As such, crypto-currencies also have similar tax treatment. (see The Australian Taxation Office statement or the IRS’ Virtual Currency Guidance stating the “virtual currency is treated as property for U.S. Federal Tax Purposes.”

In Germany, Bitcoin is “private money” which can be used in “multilateral clearing circles.”

The acceptance and legality of Bitcoin is subjective worldwide, with the pendulum swinging to the greatest extremes, with some countries moving toward an outright ban in use (e.g. Russia) while others (e.g. U.K.) are shifting toward progressive policy-making to try and adapt.

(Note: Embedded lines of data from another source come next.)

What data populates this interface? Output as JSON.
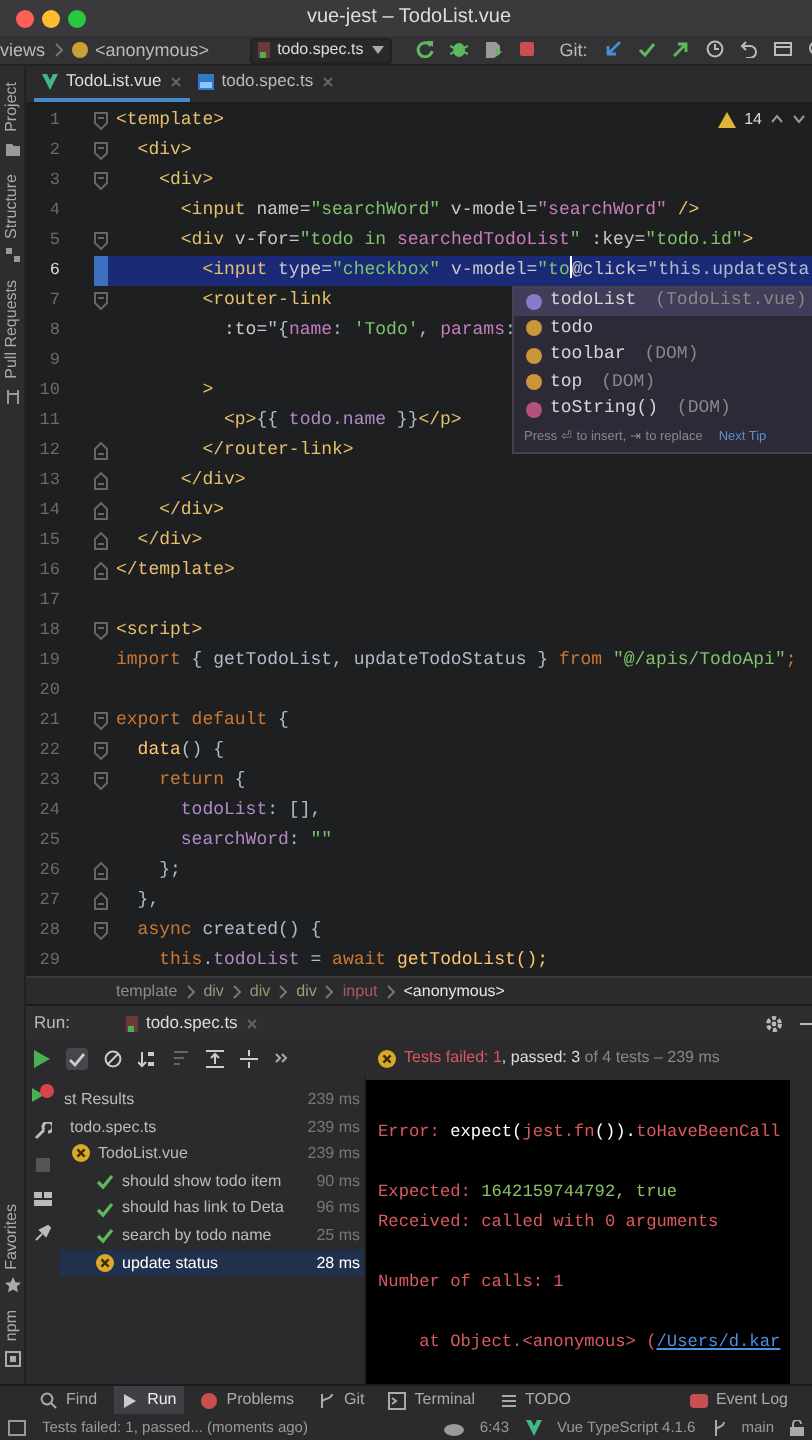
{
  "window": {
    "title": "vue-jest – TodoList.vue"
  },
  "toolbar": {
    "breadcrumb": [
      "views",
      "<anonymous>"
    ],
    "run_config": "todo.spec.ts",
    "git_label": "Git:"
  },
  "tool_strip": {
    "top": [
      "Project",
      "Structure",
      "Pull Requests"
    ],
    "bottom": [
      "Favorites",
      "npm"
    ]
  },
  "editor_tabs": [
    {
      "label": "TodoList.vue",
      "kind": "vue",
      "selected": true
    },
    {
      "label": "todo.spec.ts",
      "kind": "ts",
      "selected": false
    }
  ],
  "editor": {
    "warnings": "14",
    "lines": [
      {
        "number": "1",
        "kind": "fold-start",
        "current": false,
        "tokens": [
          {
            "text": "<template>",
            "kind": "tag"
          }
        ]
      },
      {
        "number": "2",
        "kind": "fold-start",
        "current": false,
        "tokens": [
          {
            "text": "  <div>",
            "kind": "tag"
          }
        ]
      },
      {
        "number": "3",
        "kind": "fold-start",
        "current": false,
        "tokens": [
          {
            "text": "    <div>",
            "kind": "tag"
          }
        ]
      },
      {
        "number": "4",
        "current": false,
        "tokens": [
          {
            "text": "      <input",
            "kind": "tag"
          },
          {
            "text": " name=",
            "kind": "attr"
          },
          {
            "text": "\"searchWord\"",
            "kind": "str"
          },
          {
            "text": " v-model=",
            "kind": "attr"
          },
          {
            "text": "\"searchWord\"",
            "kind": "bind"
          },
          {
            "text": " />",
            "kind": "tag"
          }
        ]
      },
      {
        "number": "5",
        "kind": "fold-start",
        "current": false,
        "tokens": [
          {
            "text": "      <div",
            "kind": "tag"
          },
          {
            "text": " v-for=",
            "kind": "attr"
          },
          {
            "text": "\"todo in ",
            "kind": "str"
          },
          {
            "text": "searchedTodoList",
            "kind": "bind"
          },
          {
            "text": "\"",
            "kind": "str"
          },
          {
            "text": " :key=",
            "kind": "attr"
          },
          {
            "text": "\"todo.id\"",
            "kind": "str"
          },
          {
            "text": ">",
            "kind": "tag"
          }
        ]
      },
      {
        "number": "6",
        "current": true,
        "tokens": [
          {
            "text": "        <input",
            "kind": "tag"
          },
          {
            "text": " type=",
            "kind": "attr"
          },
          {
            "text": "\"checkbox\"",
            "kind": "str"
          },
          {
            "text": " v-model=",
            "kind": "attr"
          },
          {
            "text": "\"to",
            "kind": "str"
          },
          {
            "kind": "caret"
          },
          {
            "text": "@click=",
            "kind": "attr"
          },
          {
            "text": "\"this.updateSta",
            "kind": "plain"
          }
        ]
      },
      {
        "number": "7",
        "kind": "fold-start",
        "current": false,
        "tokens": [
          {
            "text": "        <router-link",
            "kind": "tag"
          }
        ]
      },
      {
        "number": "8",
        "current": false,
        "tokens": [
          {
            "text": "          :to=",
            "kind": "attr"
          },
          {
            "text": "\"{",
            "kind": "plain"
          },
          {
            "text": "name",
            "kind": "bind"
          },
          {
            "text": ": ",
            "kind": "plain"
          },
          {
            "text": "'Todo'",
            "kind": "str"
          },
          {
            "text": ", ",
            "kind": "plain"
          },
          {
            "text": "params",
            "kind": "bind"
          },
          {
            "text": ":",
            "kind": "plain"
          }
        ]
      },
      {
        "number": "9",
        "current": false
      },
      {
        "number": "10",
        "current": false,
        "tokens": [
          {
            "text": "        >",
            "kind": "tag"
          }
        ]
      },
      {
        "number": "11",
        "current": false,
        "tokens": [
          {
            "text": "          <p>",
            "kind": "tag"
          },
          {
            "text": "{{ ",
            "kind": "plain"
          },
          {
            "text": "todo.name",
            "kind": "prop"
          },
          {
            "text": " }}",
            "kind": "plain"
          },
          {
            "text": "</p>",
            "kind": "tag"
          }
        ]
      },
      {
        "number": "12",
        "kind": "fold-end",
        "current": false,
        "tokens": [
          {
            "text": "        </router-link>",
            "kind": "tag"
          }
        ]
      },
      {
        "number": "13",
        "kind": "fold-end",
        "current": false,
        "tokens": [
          {
            "text": "      </div>",
            "kind": "tag"
          }
        ]
      },
      {
        "number": "14",
        "kind": "fold-end",
        "current": false,
        "tokens": [
          {
            "text": "    </div>",
            "kind": "tag"
          }
        ]
      },
      {
        "number": "15",
        "kind": "fold-end",
        "current": false,
        "tokens": [
          {
            "text": "  </div>",
            "kind": "tag"
          }
        ]
      },
      {
        "number": "16",
        "kind": "fold-end",
        "current": false,
        "tokens": [
          {
            "text": "</template>",
            "kind": "tag"
          }
        ]
      },
      {
        "number": "17",
        "current": false
      },
      {
        "number": "18",
        "kind": "fold-start",
        "current": false,
        "tokens": [
          {
            "text": "<script>",
            "kind": "tag"
          }
        ]
      },
      {
        "number": "19",
        "current": false,
        "tokens": [
          {
            "text": "import",
            "kind": "kw"
          },
          {
            "text": " { getTodoList, updateTodoStatus } ",
            "kind": "plain"
          },
          {
            "text": "from",
            "kind": "kw"
          },
          {
            "text": " \"@/apis/TodoApi\"",
            "kind": "str"
          },
          {
            "text": ";",
            "kind": "kw"
          }
        ]
      },
      {
        "number": "20",
        "current": false
      },
      {
        "number": "21",
        "kind": "fold-start",
        "current": false,
        "tokens": [
          {
            "text": "export default",
            "kind": "kw"
          },
          {
            "text": " {",
            "kind": "plain"
          }
        ]
      },
      {
        "number": "22",
        "kind": "fold-start",
        "current": false,
        "tokens": [
          {
            "text": "  data",
            "kind": "fn"
          },
          {
            "text": "() {",
            "kind": "plain"
          }
        ]
      },
      {
        "number": "23",
        "kind": "fold-start",
        "current": false,
        "tokens": [
          {
            "text": "    return",
            "kind": "kw"
          },
          {
            "text": " {",
            "kind": "plain"
          }
        ]
      },
      {
        "number": "24",
        "current": false,
        "tokens": [
          {
            "text": "      todoList",
            "kind": "prop"
          },
          {
            "text": ": [],",
            "kind": "plain"
          }
        ]
      },
      {
        "number": "25",
        "current": false,
        "tokens": [
          {
            "text": "      searchWord",
            "kind": "prop"
          },
          {
            "text": ": ",
            "kind": "plain"
          },
          {
            "text": "\"\"",
            "kind": "str"
          }
        ]
      },
      {
        "number": "26",
        "kind": "fold-end",
        "current": false,
        "tokens": [
          {
            "text": "    };",
            "kind": "plain"
          }
        ]
      },
      {
        "number": "27",
        "kind": "fold-end",
        "current": false,
        "tokens": [
          {
            "text": "  },",
            "kind": "plain"
          }
        ]
      },
      {
        "number": "28",
        "kind": "fold-start",
        "current": false,
        "tokens": [
          {
            "text": "  async",
            "kind": "kw"
          },
          {
            "text": " created() {",
            "kind": "plain"
          }
        ]
      },
      {
        "number": "29",
        "current": false,
        "tokens": [
          {
            "text": "    this",
            "kind": "kw"
          },
          {
            "text": ".",
            "kind": "plain"
          },
          {
            "text": "todoList",
            "kind": "prop"
          },
          {
            "text": " = ",
            "kind": "plain"
          },
          {
            "text": "await",
            "kind": "kw"
          },
          {
            "text": " getTodoList();",
            "kind": "fn"
          }
        ]
      }
    ],
    "autocomplete": {
      "items": [
        {
          "label": "todoList",
          "detail": "(TodoList.vue)",
          "kind": "property",
          "selected": true
        },
        {
          "label": "todo",
          "kind": "variable",
          "selected": false
        },
        {
          "label": "toolbar",
          "detail": "(DOM)",
          "kind": "variable",
          "selected": false
        },
        {
          "label": "top",
          "detail": "(DOM)",
          "kind": "variable",
          "selected": false
        },
        {
          "label": "toString()",
          "detail": "(DOM)",
          "kind": "method",
          "selected": false
        }
      ],
      "hint": "Press ⏎ to insert, ⇥ to replace",
      "tip_link": "Next Tip"
    }
  },
  "breadcrumb": [
    {
      "text": "template",
      "color": "#8c8c8c"
    },
    {
      "text": "div",
      "color": "#8f9a7c"
    },
    {
      "text": "div",
      "color": "#8aa06a"
    },
    {
      "text": "div",
      "color": "#9aa27a"
    },
    {
      "text": "input",
      "color": "#b05a5a"
    },
    {
      "text": "<anonymous>",
      "color": "#e6e6e6"
    }
  ],
  "run": {
    "label": "Run:",
    "tab": "todo.spec.ts",
    "summary": [
      {
        "text": "Tests failed: 1",
        "kind": "fail"
      },
      {
        "text": ", passed: 3",
        "kind": "pass"
      },
      {
        "text": " of 4 tests – 239 ms",
        "kind": "dim"
      }
    ],
    "tree": [
      {
        "label": "st Results",
        "time": "239 ms",
        "selected": false,
        "children": [
          {
            "label": "todo.spec.ts",
            "time": "239 ms",
            "selected": false,
            "children": [
              {
                "label": "TodoList.vue",
                "time": "239 ms",
                "kind": "failed",
                "selected": false,
                "children": [
                  {
                    "label": "should show todo item",
                    "time": "90 ms",
                    "kind": "passed",
                    "selected": false
                  },
                  {
                    "label": "should has link to Deta",
                    "time": "96 ms",
                    "kind": "passed",
                    "selected": false
                  },
                  {
                    "label": "search by todo name",
                    "time": "25 ms",
                    "kind": "passed",
                    "selected": false
                  },
                  {
                    "label": "update status",
                    "time": "28 ms",
                    "kind": "failed",
                    "selected": true
                  }
                ]
              }
            ]
          }
        ]
      }
    ],
    "console": [
      {
        "kind": "text",
        "tokens": [
          {
            "text": "Error: ",
            "kind": "err"
          },
          {
            "text": "expect(",
            "kind": "bright"
          },
          {
            "text": "jest.fn",
            "kind": "err"
          },
          {
            "text": "()).",
            "kind": "bright"
          },
          {
            "text": "toHaveBeenCall",
            "kind": "err"
          }
        ]
      },
      {
        "kind": "blank"
      },
      {
        "kind": "text",
        "tokens": [
          {
            "text": "Expected: ",
            "kind": "err"
          },
          {
            "text": "1642159744792, true",
            "kind": "num"
          }
        ]
      },
      {
        "kind": "text",
        "tokens": [
          {
            "text": "Received: called with 0 arguments",
            "kind": "err"
          }
        ]
      },
      {
        "kind": "blank"
      },
      {
        "kind": "text",
        "tokens": [
          {
            "text": "Number of calls: 1",
            "kind": "err"
          }
        ]
      },
      {
        "kind": "blank"
      },
      {
        "kind": "text",
        "tokens": [
          {
            "text": "    at Object.<anonymous> (",
            "kind": "err"
          },
          {
            "text": "/Users/d.kar",
            "kind": "link"
          }
        ]
      }
    ]
  },
  "tool_windows": [
    {
      "label": "Find",
      "kind": "find",
      "selected": false
    },
    {
      "label": "Run",
      "kind": "run",
      "selected": true
    },
    {
      "label": "Problems",
      "kind": "problems",
      "selected": false
    },
    {
      "label": "Git",
      "kind": "git",
      "selected": false
    },
    {
      "label": "Terminal",
      "kind": "terminal",
      "selected": false
    },
    {
      "label": "TODO",
      "kind": "todo",
      "selected": false
    },
    {
      "label": "Event Log",
      "kind": "log",
      "selected": false
    }
  ],
  "status_bar": {
    "message": "Tests failed: 1, passed... (moments ago)",
    "time": "6:43",
    "language": "Vue TypeScript 4.1.6",
    "branch": "main"
  }
}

Consulting legislation and tax rules and regulations in your respective countries is important.

Nevertheless, our right to mine the crypto-currency, to own and/or to exchange it for other assets, including for fiat money issued by governmental or quasi-governmental central banks, is an undeniable human right.

We also have a right:

  • “to be left alone” in our (legal, legitimate, non-harmful to others) lives and activities, as U.S. Justice Louis Brandeis wrote in his famous dissent in Olmstead v. United States (1928). Brandeis defined the “right to be left alone” as “the most comprehensive of rights, and the right most valued by civilized men.”

“Philosophers and ethicists have described privacy as an indispensable characteristic of personal freedom. Privacy is associated with autonomy, dignity, spirituality, trust, and liberty. References to the value of private life may be found in the Bible, the history of Periclean Athens, as well as the history and culture of many people around the world,” writes Marc Rotenberg, director of the Electronic Privacy Information Center.

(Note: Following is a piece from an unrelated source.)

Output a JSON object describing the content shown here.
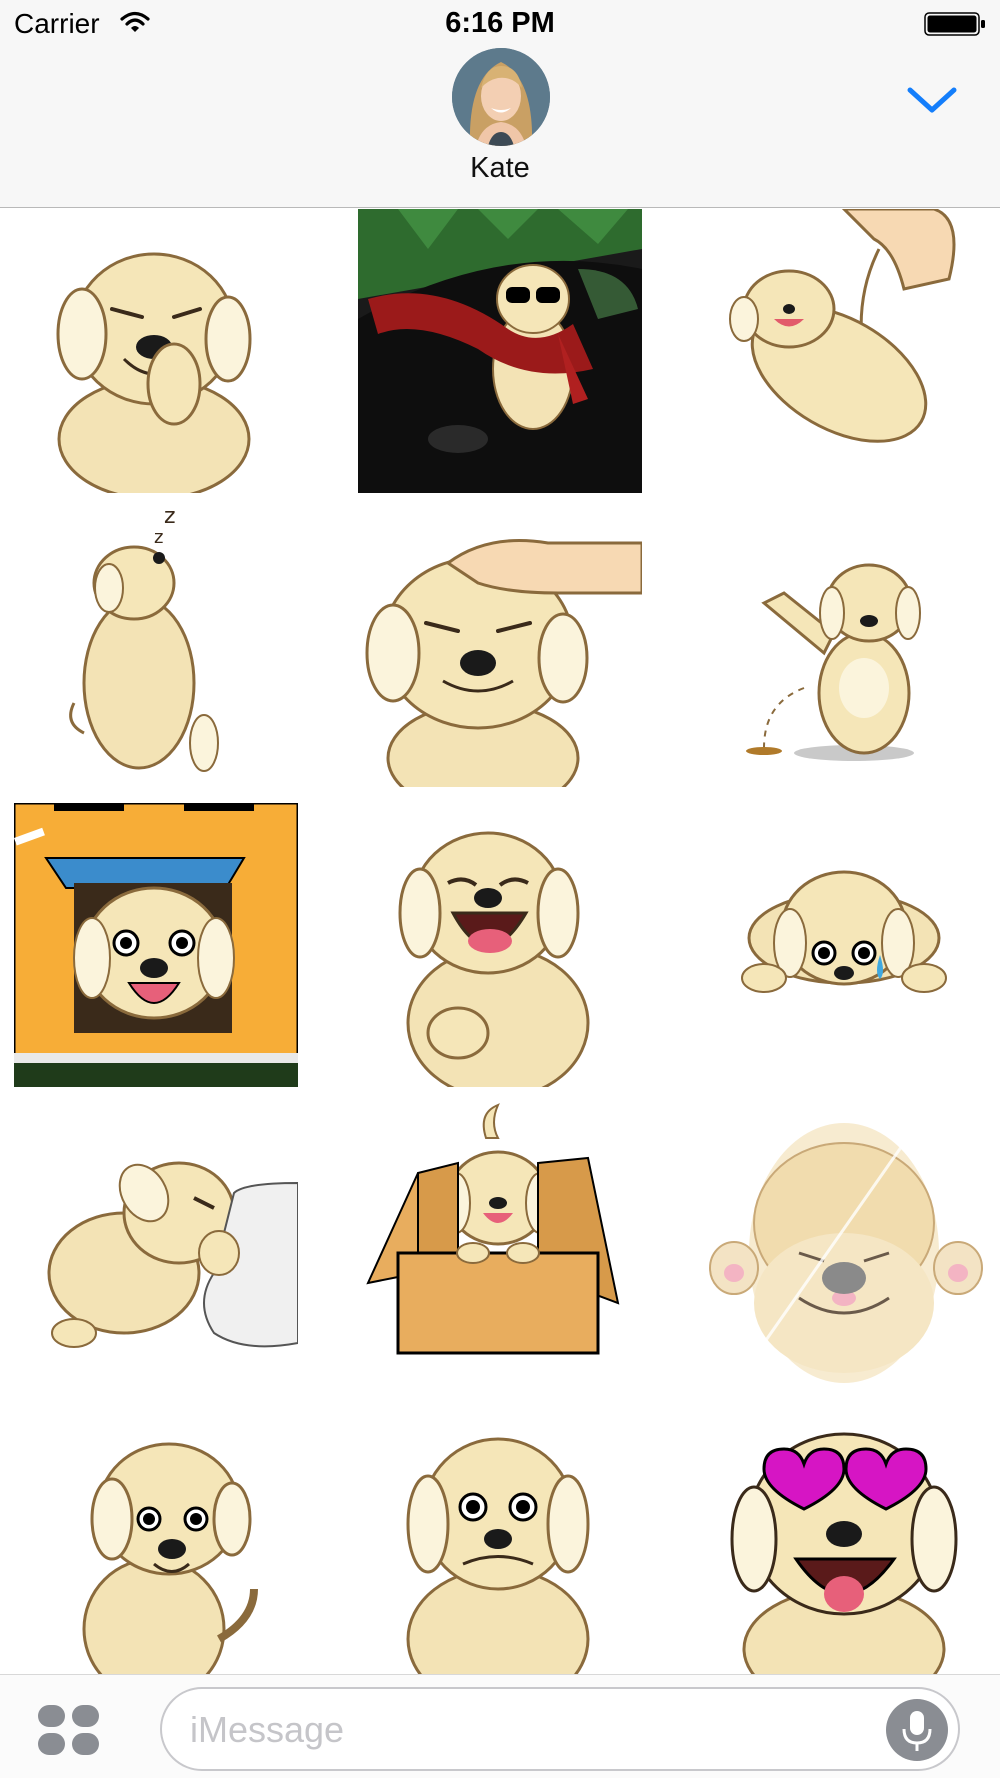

The UDHR, agrees with both Rotenberg and Justice Brandais in its Article 12, stipulating: “No one shall be subjected to arbitrary interference with his privacy, family, home or correspondence, nor to attacks upon his honour and reputation. Everyone has the right to the protection of the law against such interference or attacks.”

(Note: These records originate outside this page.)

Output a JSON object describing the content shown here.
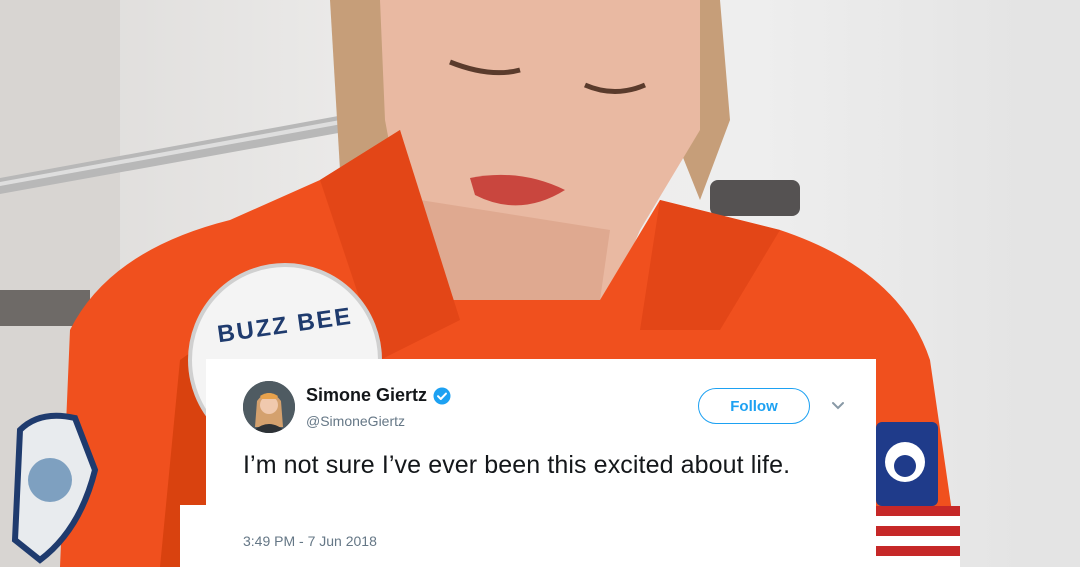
{
  "tweet": {
    "display_name": "Simone Giertz",
    "handle": "@SimoneGiertz",
    "follow_label": "Follow",
    "text": "I’m not sure I’ve ever been this excited about life.",
    "timestamp": "3:49 PM - 7 Jun 2018"
  },
  "photo": {
    "patch_text": "BUZZ BEE"
  },
  "colors": {
    "twitter_blue": "#1da1f2",
    "jumpsuit_orange": "#f0501e",
    "text_dark": "#14171a",
    "text_muted": "#657786"
  },
  "icons": {
    "verified": "verified-badge-icon",
    "more": "chevron-down-icon"
  }
}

In his pivotal work, titled Framework for Securities Regulation of Crypto-currencies, Peter Van Valkenburg wrote:

“Bitcoin and follow-on crypto-currencies [like DASH; our remark] are open source innovations. There is no gatekeeper determining who may and who may not build these networks, and modifying them or building them from scratch requires nothing more than an Internet-connected machine. This permission-less ecosystem for invention is one of the reasons we should celebrate and support the technology: it helps to break down many of the structural barriers that divide us, whether as producers and consumers, banked and unbanked, or rich and poor.”

He then continues:

“At root, units of a cryptocurrency are scarce items that can be exchanged and may have value despite the fact that they have no institutional issuer or legally-promised redemption.